Tuesday, 28 December 2010

Political Correctness or the Gospel: No Middle Ground

How Social Policing Works


Douglas Wilson's Letter From America
Culture and Politics - Sex and Culture
Written by Douglas Wilson
Tuesday, December 21, 2010 8:20 am

The antithesis is foundational to any right understanding of social order. From the beginning of our history, God has placed antipathy between the seed of the woman and the seed of the serpent (Gen. 3:15). The human race is divided into two races, those who love holiness and those who do not. The former are those who are having their humanity restored in Jesus Christ, and the latter are those who are actively pursuing the gollumization of humanity. So the human race is divided, and it is divided by the grace of the gospel, and in accordance with the Bible's description of God's character. This description of His character is something that less squeamish generations of Christians used to call God's "law."

Those who love God recoil from the things that nonbelievers both do (Eph. 5:12) and applaud doing (Rom. 1:32). They despise even the garments that are stained by the flesh (Jude 23). But a Christian might protest -- "I don't agree with the way you are approaching this. I'm a Christian and I don't have that kind of detestation." But that argument would only have weight if you really were a Christian. That's where the argument falls down.

Now given this antithesis between two entirely distinct ways of being human, and given the fact that these two races have to live together until the Lord comes, how are we to conduct ourselves in the meantime?
We are to gird up the loins of our minds (1 Pet. 1:13), which is Peter's way of telling us to think. We are to live as obedient children, which means being disobedient to our former lusts (1 Pet. 1:14). We are called to be holy in everything we do -- but mark that holiness is not smarminess. Beware of false definitions of holiness. We are to be holy in all our lives because the one who calls us is holy (1 Pet. 1:15-16).
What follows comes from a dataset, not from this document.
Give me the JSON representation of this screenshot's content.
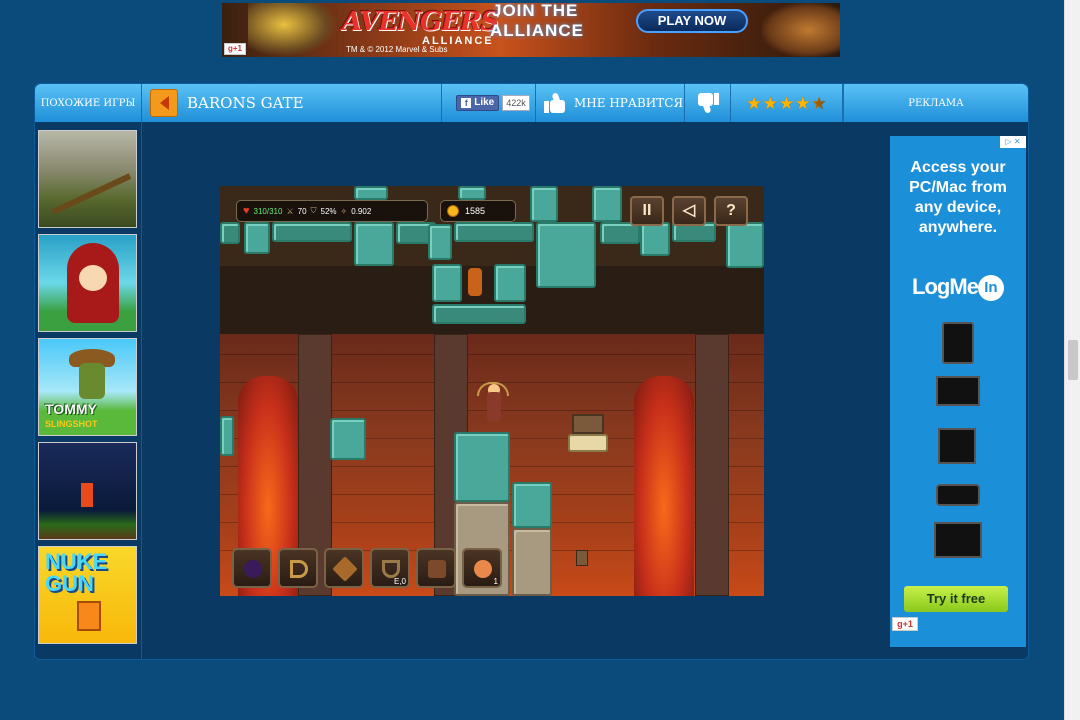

Pass your time here as a resident alien, as a sojourner, as a pilgrim (1 Pet. 1:17). It took more than gold or jewels to redeem us from this pandering world (1 Pet. 1:18), and so we ought to place an appropriate value on what it took to get us out of that vain way of life.

So think. So gird up the loins of your mind. It will either be the case that one of these humanities will define what acceptable discourse is, with the other side keeping its head down, or it will go the other way. Either it will be acceptable to make jokes at the expense of the Jesus freak, or it will not be. Either the jokes (and with either kind of human  there will always be jokes) will reflect God's moral order, or they will be fighting it. There is not a third way of being human that we can put in charge of this whole thing in such a way as to allow the seed of the woman and the seed of the serpent to get along in peace and harmony.

If you want a high school where the gay teenager gets affirming hugs from all his classmates, and in which the devout Christian is well-liked and hailed by all and sundry, then it is clear that your intellectual toga got all tangled up when you tried to gird up those loins. On these issues, most Christians are not girding up the loins so much as running through the curtains. That high school does not exist, not here, not now, not ever.
The ability to make jokes, which police the boundaries of every moral order, is the kindest way, the least onerous way, of maintaining those boundaries. If you ban them, you have not gotten rid of the issues at stake, but have actually just escalated the conflict. Back in the fifties, it was possible to observe that someone was a little light in the loafers, and that perhaps your son should avoid hanging out with him. Now it is not possible for Christian owners of a bed and breakfast to refuse to put up lesbian couple, stating their reasons, at least not without risking being sent off to sensitivity camp for a couple weeks, and it is open season on making jokes at the expense of those troglodytes, along with their bed and breakfast cave. Right? I can just hear Letterman now.

Well, better to be a faithful troglodyte than a troglodyke. And you see, things have gotten so bad that I type this joke in fear, waiting for the sound of jackboots on my front porch.